It’s been reported that in October 2009 the BNP leader, Nick Griffin, who was elected to the European parliament in June 2009 will appear on the BBC’s Question Time program.

Many in politics see this as a BIG mistake, personally I think hiding your head in the sand while the BNP preach ‘watered down’ hate policies door to door is a big mistake, so I for one support the BBC’s decision to allow the BNP leader Nick Griffin to participate during Question Time and hope to see more of the BNP in main stream media.

BNP leader Nick Griffin on BBC’s Question Time?

BNP on Question TimeThe British National Party gained two seats in the June 2009 European election which means they do have a voice amongst the British people. Yes, many will argue a vote for the BNP is a protest vote, but it is a vote and since they have gained enough votes to gain 2 MEP’s, they have a right to be heard.

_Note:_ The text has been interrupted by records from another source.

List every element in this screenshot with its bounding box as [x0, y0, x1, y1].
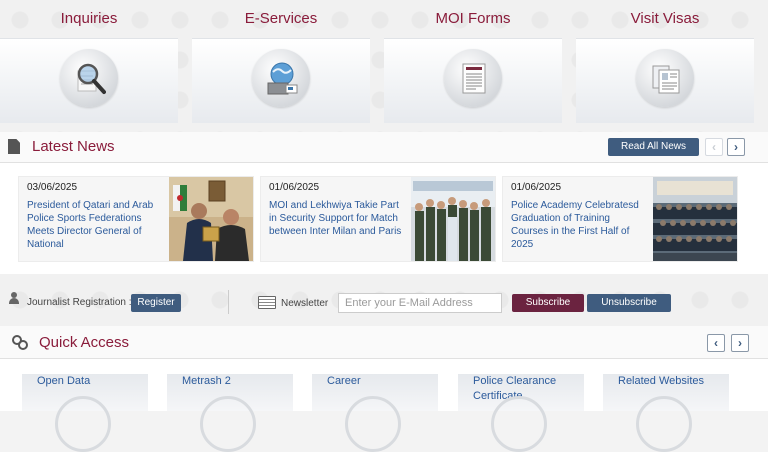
news-card[interactable]: 03/06/2025 President of Qatari and Arab …	[18, 176, 254, 262]
tile-label: Open Data	[37, 375, 91, 387]
register-button[interactable]: Register	[131, 294, 181, 312]
tile-icon-circle	[55, 396, 111, 452]
quick-access-section: Quick Access ‹ › Open Data Metrash 2 Car…	[0, 326, 768, 452]
service-title: Inquiries	[60, 10, 118, 27]
read-all-news-button[interactable]: Read All News	[608, 138, 699, 156]
news-card[interactable]: 01/06/2025 Police Academy Celebratesd Gr…	[502, 176, 738, 262]
service-icon-circle	[636, 49, 694, 107]
news-date: 01/06/2025	[511, 182, 562, 193]
service-icon-circle	[60, 49, 118, 107]
magnifier-icon	[77, 63, 106, 94]
divider	[228, 290, 229, 314]
tile-icon-circle	[491, 396, 547, 452]
link-icon	[12, 335, 28, 350]
service-moi-forms[interactable]: MOI Forms	[384, 0, 562, 124]
unsubscribe-button[interactable]: Unsubscribe	[587, 294, 671, 312]
service-title: Visit Visas	[630, 10, 700, 27]
service-icon-circle	[444, 49, 502, 107]
news-date: 01/06/2025	[269, 182, 320, 193]
news-photo	[411, 177, 495, 261]
forms-document-icon	[462, 63, 486, 94]
quick-access-header: Quick Access ‹ ›	[0, 326, 768, 359]
document-icon	[8, 139, 20, 154]
newsletter-label: Newsletter	[281, 298, 329, 309]
service-e-services[interactable]: E-Services	[192, 0, 370, 124]
tile-label: Career	[327, 375, 361, 387]
news-photo	[169, 177, 253, 261]
subscribe-button[interactable]: Subscribe	[512, 294, 584, 312]
service-visit-visas[interactable]: Visit Visas	[576, 0, 754, 124]
tile-label: Metrash 2	[182, 375, 231, 387]
globe-laptop-icon	[267, 62, 298, 95]
news-date: 03/06/2025	[27, 182, 78, 193]
news-prev-button[interactable]: ‹	[705, 138, 723, 156]
tile-icon-circle	[636, 396, 692, 452]
latest-news-section: Latest News Read All News ‹ › 03/06/2025…	[0, 132, 768, 274]
quick-access-title: Quick Access	[39, 334, 130, 351]
registration-bar: Journalist Registration : Register Newsl…	[0, 284, 768, 320]
service-title: MOI Forms	[435, 10, 511, 27]
quick-access-tile-career[interactable]: Career	[312, 374, 438, 452]
service-title: E-Services	[244, 10, 318, 27]
quick-access-tile-police-clearance[interactable]: Police Clearance Certificate	[458, 374, 584, 452]
chevron-left-icon: ‹	[712, 140, 716, 154]
service-icon-circle	[252, 49, 310, 107]
service-panel	[576, 38, 754, 123]
services-row: Inquiries E-Services MOI Forms Visit Vis…	[0, 0, 768, 126]
news-next-button[interactable]: ›	[727, 138, 745, 156]
quick-access-tile-open-data[interactable]: Open Data	[22, 374, 148, 452]
latest-news-header: Latest News Read All News ‹ ›	[0, 132, 768, 163]
chevron-right-icon: ›	[734, 140, 738, 154]
visa-document-icon	[652, 65, 680, 94]
tile-icon-circle	[345, 396, 401, 452]
latest-news-title: Latest News	[32, 138, 115, 155]
news-photo	[653, 177, 737, 261]
quick-access-prev-button[interactable]: ‹	[707, 334, 725, 352]
news-headline-link[interactable]: President of Qatari and Arab Police Spor…	[27, 199, 163, 251]
service-inquiries[interactable]: Inquiries	[0, 0, 178, 124]
chevron-right-icon: ›	[738, 336, 742, 350]
news-headline-link[interactable]: MOI and Lekhwiya Takie Part in Security …	[269, 199, 405, 238]
quick-access-tile-related-websites[interactable]: Related Websites	[603, 374, 729, 452]
chevron-left-icon: ‹	[714, 336, 718, 350]
newsletter-icon	[258, 296, 276, 309]
email-input[interactable]	[338, 293, 502, 313]
service-panel	[0, 38, 178, 123]
news-headline-link[interactable]: Police Academy Celebratesd Graduation of…	[511, 199, 647, 251]
quick-access-next-button[interactable]: ›	[731, 334, 749, 352]
person-icon	[9, 292, 19, 304]
service-panel	[384, 38, 562, 123]
tile-icon-circle	[200, 396, 256, 452]
journalist-registration-label: Journalist Registration :	[27, 297, 132, 308]
tile-label: Related Websites	[618, 375, 705, 387]
service-panel	[192, 38, 370, 123]
news-card[interactable]: 01/06/2025 MOI and Lekhwiya Takie Part i…	[260, 176, 496, 262]
quick-access-tile-metrash[interactable]: Metrash 2	[167, 374, 293, 452]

Whenever I think of the BNP in power (any power) it scares the crap out of me, Adolf Hitler was a member of a little supported German party until financial strife and a lot of protest like voting gained them a little power. Through very poor political decisions in Germany, the Nazi party gained power.

I’m not saying the BNP are the same as the Nazi Party, the link is where a country in crisis (Germany was in depression, we are in a recession) will vote for stupid things not realising where it may take them long term!

Sine our political system is open and we can’t ban the BNP from running candidates, the only way to deal with this sort of fascist party with a racist leadership is through reasoned debate.

If we don’t confront them in the national media (Question Time for example) how can we see them for what they truly are?

It will leave the BNP to spread their hate at grass roots level where some of the UK public are in crisis and open to apparently easy solutions (like expelling all immigrants will solve our job shortages) to hard problems.

I look forward to the debates on BBC’s Question Time next month and hope it’s not ruined by UAF protesters.